The absence of any score or music in Blair Witch Project, as well as no fancy sound effects that have been added to support a jump scare, is what made it authentic to audiences. The raw soundtrack of (at least seemingly) untreated location sound recordings helped to establish an immediate closeness to the material and opened it up for emotional involvement. Even if sound effects had been added during the process of audio-postproduction, the soundtrack as it appears to audiences feels raw, real and trustworthy. The subtleness of inexplicable things happening in the film are translated into a considerate soundtrack. The team's consequence in connotating an authentic found-footage-feeling to their film can also be seen in their decision to not mix the film in 5.1, but in stereo. Instead of going for big and effective cinematic surround sound, they chose to stick with authenticity and presented their material with two audio channels, just like it would sound if the student's material had really been found-footage (and nevertheless orchestrating crackles and snaps that make the nighttime tent-scenes so utterly scary).
Authenticity and believability of the form is key to get people believe the content of the material
What I mean by that is: in order for people to believe, to actually take into consideration that the story shown is true, you need to make sure it is presented in a formally believable way. So, instead of going for the biggest possible cinematic impact, choosing to use no extradiegetic music, no sound effects out of reasonable context and to go for a 2.0-mix actually helped to facilitate the emotional impact of the The Blair Witch Project on audiences. The decision to stay true to the premise of being found-footage on a sound level, Myrick and Sánchez demonstrated the remarkable integrity of their project. Combined with the film's brilliant marketing, it rapidly earned a reputation, made it an instant genre classic and one of the best examples for clever choice in marketing and stylistics to sell a premise to an audience.

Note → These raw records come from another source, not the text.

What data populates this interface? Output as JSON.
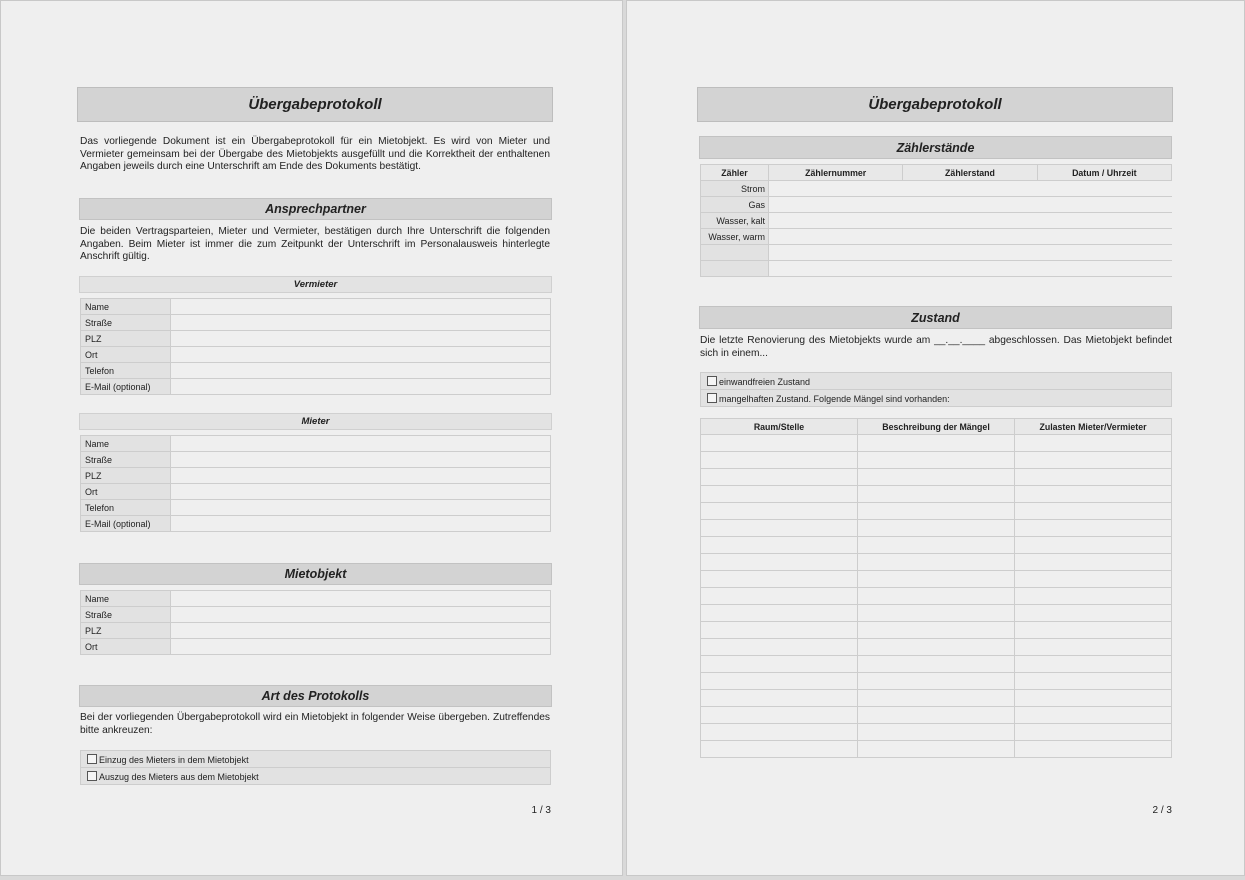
{
  "page1": {
    "title": "Übergabeprotokoll",
    "intro": "Das vorliegende Dokument ist ein Übergabeprotokoll für ein Mietobjekt. Es wird von Mieter und Vermieter gemeinsam bei der Übergabe des Mietobjekts ausgefüllt und die Korrektheit der enthaltenen Angaben jeweils durch eine Unterschrift am Ende des Dokuments bestätigt.",
    "ansprechpartner": {
      "heading": "Ansprechpartner",
      "text": "Die beiden Vertragsparteien, Mieter und Vermieter, bestätigen durch Ihre Unterschrift die folgenden Angaben. Beim Mieter ist immer die zum Zeitpunkt der Unterschrift im Personalausweis hinterlegte Anschrift gültig.",
      "vermieter": {
        "heading": "Vermieter",
        "fields": [
          "Name",
          "Straße",
          "PLZ",
          "Ort",
          "Telefon",
          "E-Mail (optional)"
        ]
      },
      "mieter": {
        "heading": "Mieter",
        "fields": [
          "Name",
          "Straße",
          "PLZ",
          "Ort",
          "Telefon",
          "E-Mail (optional)"
        ]
      }
    },
    "mietobjekt": {
      "heading": "Mietobjekt",
      "fields": [
        "Name",
        "Straße",
        "PLZ",
        "Ort"
      ]
    },
    "art": {
      "heading": "Art des Protokolls",
      "text": "Bei der vorliegenden Übergabeprotokoll wird ein Mietobjekt in folgender Weise übergeben. Zutreffendes bitte ankreuzen:",
      "options": [
        "Einzug des Mieters in dem Mietobjekt",
        "Auszug des Mieters aus dem Mietobjekt"
      ]
    },
    "page_number": "1 / 3"
  },
  "page2": {
    "title": "Übergabeprotokoll",
    "zaehler": {
      "heading": "Zählerstände",
      "columns": [
        "Zähler",
        "Zählernummer",
        "Zählerstand",
        "Datum / Uhrzeit"
      ],
      "rows": [
        "Strom",
        "Gas",
        "Wasser, kalt",
        "Wasser, warm",
        "",
        ""
      ]
    },
    "zustand": {
      "heading": "Zustand",
      "text": "Die letzte Renovierung des Mietobjekts wurde am __.__.____ abgeschlossen. Das Mietobjekt befindet sich in einem...",
      "options": [
        "einwandfreien Zustand",
        "mangelhaften Zustand. Folgende Mängel sind vorhanden:"
      ],
      "columns": [
        "Raum/Stelle",
        "Beschreibung der Mängel",
        "Zulasten Mieter/Vermieter"
      ],
      "empty_rows": 19
    },
    "page_number": "2 / 3"
  }
}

In Blair Witch however, sound is the one key factor that pulls you out of the narrative and the whole film experience. The soundtrack is exorbitantly overproduced and in parts just unpleasently loud. Although the film claims to contain nothing else than the mysteriously found footage, it features extradiegetic music, loads of obvious intradiegetic sound effects (e.g. squishy bug sounds - also: what was that even about?), explicit extradiegetic sounds for unimaginative horror sensationalism (e.g. string screeches and deep percussion hits to heighten the impact of a jump scare) and a surround mix, which admittedly quite nicely lets the woods come alive around you - especially during night scenes. Still, by deciding for a bigger cinematic effect through surround sound, Blair Witch loses another piece of authenticity it so distinctively claims for itself at its beginning.
For me, ultimately, sound is what makes Blair Witch fail. The film tries to be the true Blair Witch Project sequel, while so consequently breaking with the strategies that led to the huge success of the original. Establishing a believable found-footage premise through solely relying on visual markers of this genre while dismissing the films audio-authenticity for seemingly greater horror-impact just doesn't work. Where a more subtle sound approach could have helped to create the believability of the film, it causes the exact opposite.